5. In the Laravel application using this package, you can only configure one secret in config/stripe-webhooks.php:
   code

'signing_secret' => env('STRIPE_WEBHOOK_SECRET'),

6. If STRIPE_WEBHOOK_SECRET is set to Secret A, all webhooks from the second endpoint will fail validation. If it's set to Secret B, all webhooks from the first endpoint will fail.

Proposed Solution

To support this, the package needs to be able to verify a webhook signature against a list of potential secrets.

A great solution would be to allow the signing_secret configuration key to accept either a string (for backward compatibility) or an array of secrets.

Example Config (config/stripe-webhooks.php):
'signing_secret' => [ env('STRIPE_SNAPSHOT_WEBHOOK_SECRET'), env('STRIPE_THIN_WEBHOOK_SECRET'), ],

Or, to make it easier to configure via a single .env variable:

In config/stripe-webhooks.php
'signing_secret' => explode(',', env('STRIPE_WEBHOOK_SECRETS')),

In .env
STRIPE_WEBHOOK_SECRETS="whsec_snapshot_abc123,whsec_thin_xyz789"

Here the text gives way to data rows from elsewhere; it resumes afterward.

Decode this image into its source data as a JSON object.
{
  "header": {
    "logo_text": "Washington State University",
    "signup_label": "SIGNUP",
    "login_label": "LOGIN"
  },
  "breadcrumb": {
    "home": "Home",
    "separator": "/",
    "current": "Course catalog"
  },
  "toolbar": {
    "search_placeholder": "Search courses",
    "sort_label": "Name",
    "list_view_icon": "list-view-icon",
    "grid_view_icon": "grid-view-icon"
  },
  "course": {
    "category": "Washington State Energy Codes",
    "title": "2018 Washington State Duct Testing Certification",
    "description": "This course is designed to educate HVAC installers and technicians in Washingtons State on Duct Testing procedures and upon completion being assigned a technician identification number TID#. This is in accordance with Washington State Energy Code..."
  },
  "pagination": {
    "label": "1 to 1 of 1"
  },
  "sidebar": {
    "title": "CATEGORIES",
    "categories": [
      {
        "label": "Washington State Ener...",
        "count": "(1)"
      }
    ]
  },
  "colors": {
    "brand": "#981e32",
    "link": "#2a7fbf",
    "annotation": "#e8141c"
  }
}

The underlying signature verification logic in the WebhookController (or the WebhookSignature class) would then need to be updated. When it encounters an array of secrets, it should iterate through each secret and attempt to validate the signature. The first secret that results in a valid signature should be accepted, and the process can stop. If no secret in the array validates the signature, then it should throw the WebhookFailed exception as it does now.

Relevant Stripe Documentation
Global Payouts Events: https://docs.stripe.com/api/events/types?api-version=2025-08-27.preview&rds=1 - An example of the new event types that require this functionality.

Thank you for this excellent package and for considering this feature request! It will be essential for developers integrating with Stripe's newer product offerings.

[freekmurze]

Feel free to send a PR to add support for this.